Besonders geärgert habe sie sich, als die Kasse behauptet habe, es würde eine Festlegung zu diesem Verfahren geben: „Ich wollte gern, dass sie mir das Schriftstück dazu schicken, aber es wurde frech behauptet, es wäre aus Datenschutzgründen nicht möglich. Ich bin der Meinung, die haben sich das nur ausgedacht, es gibt gar kein solches Dokument.“ Um sich Hilfe zu holen, rief sie schließlich beim zuständigen Landesapothekerverband an. „Ich habe darum gebeten, dass das Problem mit der AOK BW geklärt wird.“ Man habe sich mit der Kasse in Verbindung gesetzt und werde den Sachverhalt bearbeiten, hieß es.
Reine Schikane
Es gehe mit solchen Verfahren viel Geld für die Apotheken verloren: „Für mich ist das reine Schikane. Die Kassen nutzen hier klar ihre Macht aus. Bei einzelnen Rechnungen fällt eine nicht geleistete Zuzahlung über 5 Euro vielleicht nicht so ins Gewicht, aber nehme ich das pro Monat auf sämtliche Patient:innen mal zusammen, fehlt mir viel Geld“, so die Apothekerin. Kosten entstehen auch für die Mahnungen: „Jede einzelne Mahnung kostet mich Briefporto und zusätzlich Zeit. Ich fasse jeden Vorgang somit mindestens zweimal an.“
Noch dazu sei es gar nicht möglich, die Rezepte über einen längeren Zeitraum liegen zu lassen: „Sie müssen gemäß Arzneilieferungsvertrag zwischen dem Apothekerverband Rheinland-Pfalz und der AOK BW die Rezepte bis zum Ende des auf die Abgabe folgenden Monats abrechnen“, hieß es in einem Schreiben der Kasse an die Apothekerin. Sie habe demnach im Schnitt sechs Wochen Zeit. „Darüber hinaus gewährt der Arzneilieferungsvertrag einen weiteren Monat Zeit, bevor irgendeine Vertragsmaßnahme in Frage kommt. Sie haben also zwei bis drei Monate Zeit für die Abrechnung des Rezepts“, heißt es weiter.

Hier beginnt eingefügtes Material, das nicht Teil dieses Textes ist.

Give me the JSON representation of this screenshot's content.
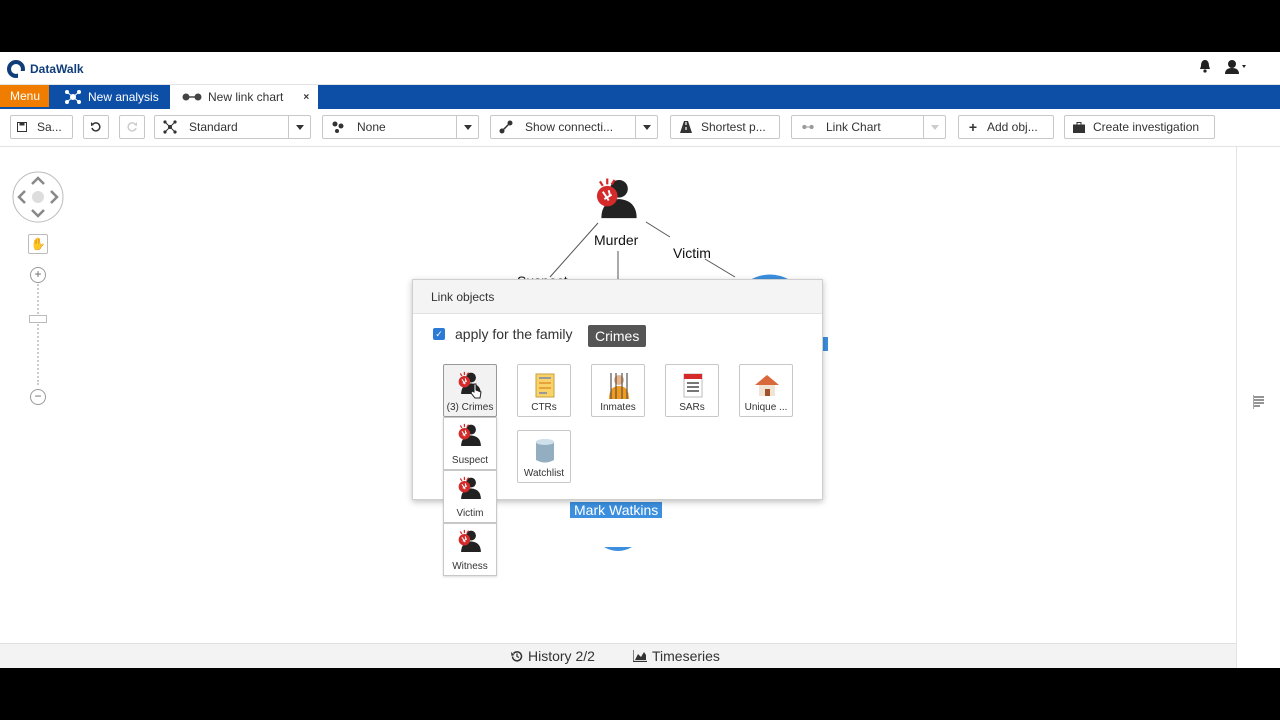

In diesem Zeitraum lasse sich laut AOK BW die Zuzahlungsfrage durch geeignete organisatorische Maßnahmen abwickeln: „Falls der Patient oder die Patientin die Zuzahlung verweigert, notieren Sie dieses auf dem Rezept und geben es mit der aufgedruckten Zuzahlung 0 Euro zur Abrechnung. Sie erhalten dann keine Retaxation, weil unter diesen Voraussetzungen § 43c SGB V greift, wonach die Verpflichtung zur Einziehung der Zuzahlung an die Krankenkasse übergeht“, so die Kasse. Reiche die Apothekerin solche Rezepte jedoch zu spät beim Rechenzentrum ein, erfolge auch die Abrechnung des Rezeptes nicht.
Kasse hält still
Konkret äußern möchte sich die Kasse jedoch nicht: „Der vorliegende Sachverhalt und die Beschwerde der rheinland-pfälzischen Apothekerin ist uns bekannt. Wir stehen über mehrere Kanäle in einem Austausch mit der betreffenden Apotheke und arbeiten bereits intensiv an einer Klärung des Sachverhalts. Die von Ihnen dargestellte Situation einer einzelnen Apotheke werden wir daher in der Zwischenzeit nicht öffentlich kommentieren“, so ein Sprecher der AOK BW.